For a background information, Jessica is the only child of her parents while I am from a family of five, which includes two boys and a girl. I am the second boy. My ex-wife’s parents had been on her neck to give them a child because they had her late. And they were eager to see their grandkids.
Six months after the wedding, and as luck would have it, Jessica gave birth to twins, two boys. Our joy knew no bounds. Our family was the happiest on earth. Three years after that, we had a beautiful baby girl. And we decided to put a full stop to child bearing.
We were already in the fourth year of the marriage. I felt like the happiest man on earth. I was 29, with three kids and a beautiful wife. I had a successful business. We were literally living a dream. We lacked nothing. As a couple, my wife and I barely quarrelled. Even the few times we did within those first four years, we reconciled before the day went down.
However, misfortune struck a few days to our fifth wedding anniversary. I decided to check my wife’s phone. To be honest, I never intended to check it. I had never had any reason to doubt her faithfulness before then. But I heard one of my twins asked her to put in her password so he could watch a cartoon on her phone. Afterwards, the child sat in the living room beside me to watch the animation where I was working on a spreadsheet on my laptop.

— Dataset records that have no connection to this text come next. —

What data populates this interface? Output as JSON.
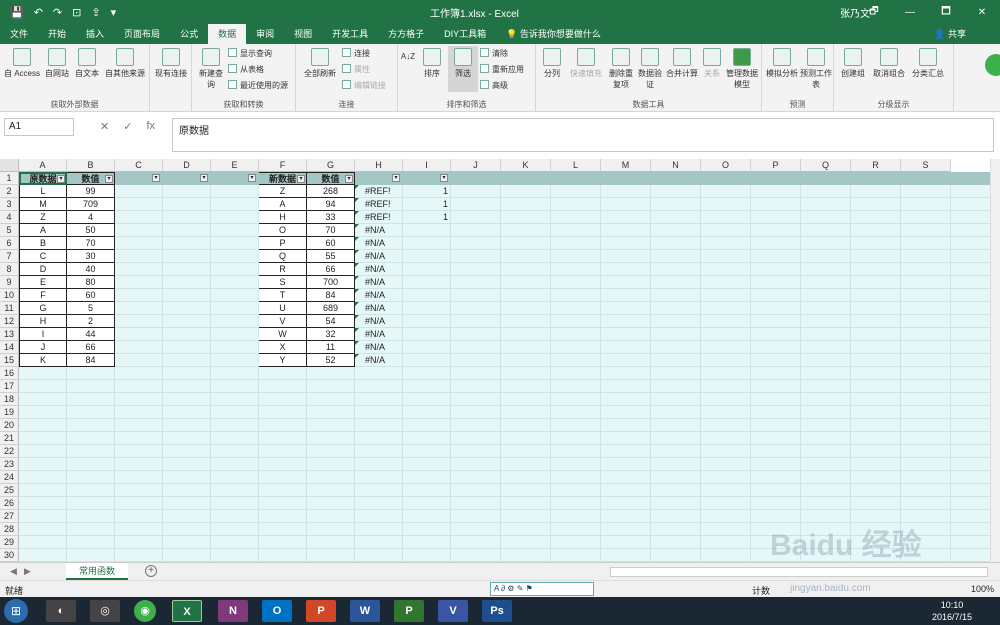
{
  "window": {
    "title": "工作簿1.xlsx - Excel",
    "user": "张乃文",
    "share": "共享",
    "controls": [
      "🗗",
      "—",
      "🗖",
      "✕"
    ]
  },
  "ribbon_tabs": [
    "文件",
    "开始",
    "插入",
    "页面布局",
    "公式",
    "数据",
    "审阅",
    "视图",
    "开发工具",
    "方方格子",
    "DIY工具箱"
  ],
  "active_tab": "数据",
  "tell_me": "告诉我你想要做什么",
  "ribbon": {
    "get_external": {
      "label": "获取外部数据",
      "buttons": [
        "自 Access",
        "自网站",
        "自文本",
        "自其他来源",
        "现有连接"
      ]
    },
    "get_transform": {
      "label": "获取和转换",
      "new_query": "新建查询",
      "small": [
        "显示查询",
        "从表格",
        "最近使用的源"
      ]
    },
    "connections": {
      "label": "连接",
      "refresh_all": "全部刷新",
      "small": [
        "连接",
        "属性",
        "编辑链接"
      ]
    },
    "sort_filter": {
      "label": "排序和筛选",
      "sort": "排序",
      "filter": "筛选",
      "small": [
        "清除",
        "重新应用",
        "高级"
      ]
    },
    "data_tools": {
      "label": "数据工具",
      "buttons": [
        "分列",
        "快速填充",
        "删除重复项",
        "数据验证",
        "合并计算",
        "关系",
        "管理数据模型"
      ]
    },
    "forecast": {
      "label": "预测",
      "buttons": [
        "模拟分析",
        "预测工作表"
      ]
    },
    "outline": {
      "label": "分级显示",
      "buttons": [
        "创建组",
        "取消组合",
        "分类汇总"
      ]
    }
  },
  "formula_bar": {
    "name_box": "A1",
    "fx": "fx",
    "content": "原数据"
  },
  "columns": [
    "A",
    "B",
    "C",
    "D",
    "E",
    "F",
    "G",
    "H",
    "I",
    "J",
    "K",
    "L",
    "M",
    "N",
    "O",
    "P",
    "Q",
    "R",
    "S"
  ],
  "rows": [
    "1",
    "2",
    "3",
    "4",
    "5",
    "6",
    "7",
    "8",
    "9",
    "10",
    "11",
    "12",
    "13",
    "14",
    "15",
    "16",
    "17",
    "18",
    "19",
    "20",
    "21",
    "22",
    "23",
    "24",
    "25",
    "26",
    "27",
    "28",
    "29",
    "30"
  ],
  "table1": {
    "headers": [
      "原数据",
      "数值"
    ],
    "rows": [
      [
        "L",
        "99"
      ],
      [
        "M",
        "709"
      ],
      [
        "Z",
        "4"
      ],
      [
        "A",
        "50"
      ],
      [
        "B",
        "70"
      ],
      [
        "C",
        "30"
      ],
      [
        "D",
        "40"
      ],
      [
        "E",
        "80"
      ],
      [
        "F",
        "60"
      ],
      [
        "G",
        "5"
      ],
      [
        "H",
        "2"
      ],
      [
        "I",
        "44"
      ],
      [
        "J",
        "66"
      ],
      [
        "K",
        "84"
      ]
    ]
  },
  "table2": {
    "headers": [
      "新数据",
      "数值"
    ],
    "rows": [
      [
        "Z",
        "268"
      ],
      [
        "A",
        "94"
      ],
      [
        "H",
        "33"
      ],
      [
        "O",
        "70"
      ],
      [
        "P",
        "60"
      ],
      [
        "Q",
        "55"
      ],
      [
        "R",
        "66"
      ],
      [
        "S",
        "700"
      ],
      [
        "T",
        "84"
      ],
      [
        "U",
        "689"
      ],
      [
        "V",
        "54"
      ],
      [
        "W",
        "32"
      ],
      [
        "X",
        "11"
      ],
      [
        "Y",
        "52"
      ]
    ]
  },
  "col_h": [
    "#REF!",
    "#REF!",
    "#REF!",
    "#N/A",
    "#N/A",
    "#N/A",
    "#N/A",
    "#N/A",
    "#N/A",
    "#N/A",
    "#N/A",
    "#N/A",
    "#N/A",
    "#N/A"
  ],
  "col_i": [
    "1",
    "1",
    "1"
  ],
  "sheet_tab": "常用函数",
  "add_sheet": "+",
  "status": {
    "ready": "就绪",
    "count": "计数",
    "zoom": "100%"
  },
  "ime_bar": "A ∂ ⚙ ✎ ⚑",
  "taskbar": {
    "apps": [
      {
        "label": "N",
        "color": "#80397b"
      },
      {
        "label": "O",
        "color": "#0072c6"
      },
      {
        "label": "P",
        "color": "#d24726"
      },
      {
        "label": "W",
        "color": "#2b579a"
      },
      {
        "label": "P",
        "color": "#31752f"
      },
      {
        "label": "V",
        "color": "#3955a3"
      },
      {
        "label": "Ps",
        "color": "#1e4e8c"
      }
    ],
    "time": "10:10",
    "date": "2016/7/15"
  },
  "watermark": "Baidu 经验",
  "watermark_url": "jingyan.baidu.com",
  "colors": {
    "excel_green": "#217346",
    "table_header": "#a3c7c5",
    "sheet_bg": "#e6f7f8"
  }
}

First, the fact that the child asked for his mother’s password piqued my interest. I had never locked my phone with a password. And I had always assumed she never locked hers. She had picked up my calls so many times. While we were dating, there’s no reason for putting passwords on our phones, too.
So, I trusted my intuition, and I asked the child to give me the phone. At this point, my wife was in the kitchen, preparing dinner. As I collected the phone, a notification popped up on the screen. And somehow, my fingers opened it before I could stop them short.
What I saw was horrible. I thought it was a dream, but it wasn’t. It was as real as my hands. It was a message from my elder brother. How did I know? His profile picture gave him away. The new message was short: “when will my children know me?” At first, it didn’t make sense. But as I scrolled up to check their previous chats, the pieces of the puzzle began to fit in.
To confirm what I had read, I did a paternity test on the three kids. Of course, I was subtle with it. I had a doctor friend who helped me out. I found a way to get my brother’s hair. The results came in on our anniversary day. When my friend called, a part of me really hoped it would be a figment of my imagination. But I was in for a shock. The children I thought I had fathered were not mine. They were my brother’s children.
I collected the results, made photocopies, and wrapped them up neatly. I called my lawyer, and he helped me prepare the divorce papers. When I got home, many of the guests who had come to celebrate our anniversary with us had arrived. I apologised for coming late. Of course, my brother, the traitor, was there.
Right in front of the guests, I gave the wrapped paternity tests to her. She unwrapped it, and of course, she was speechless. Tears trickled down her face. The guests thought they were tears of joy. But I had come in prepared. I had screenshots of the damning chats between the two monsters. I projected the images for all to see. I displayed the paternity results too on the projector. For those who might not understand, I told them my brother was the father of the three children. I dropped the divorce papers and told her my lawyer would communicate with her. She had just a week to vacate my house with the three bastards.
I did not wait for any explanation because nothing could ever justify such monstrosity. Apparently, they had been cheating on me, and I never knew. I was foolish to love someone so much only to have them pay me back with trauma. I have been in Australia since that incident. And I have not been able to trust another woman again. To me, once bitten, a million times shy. Never again will I be a slave to love. Never!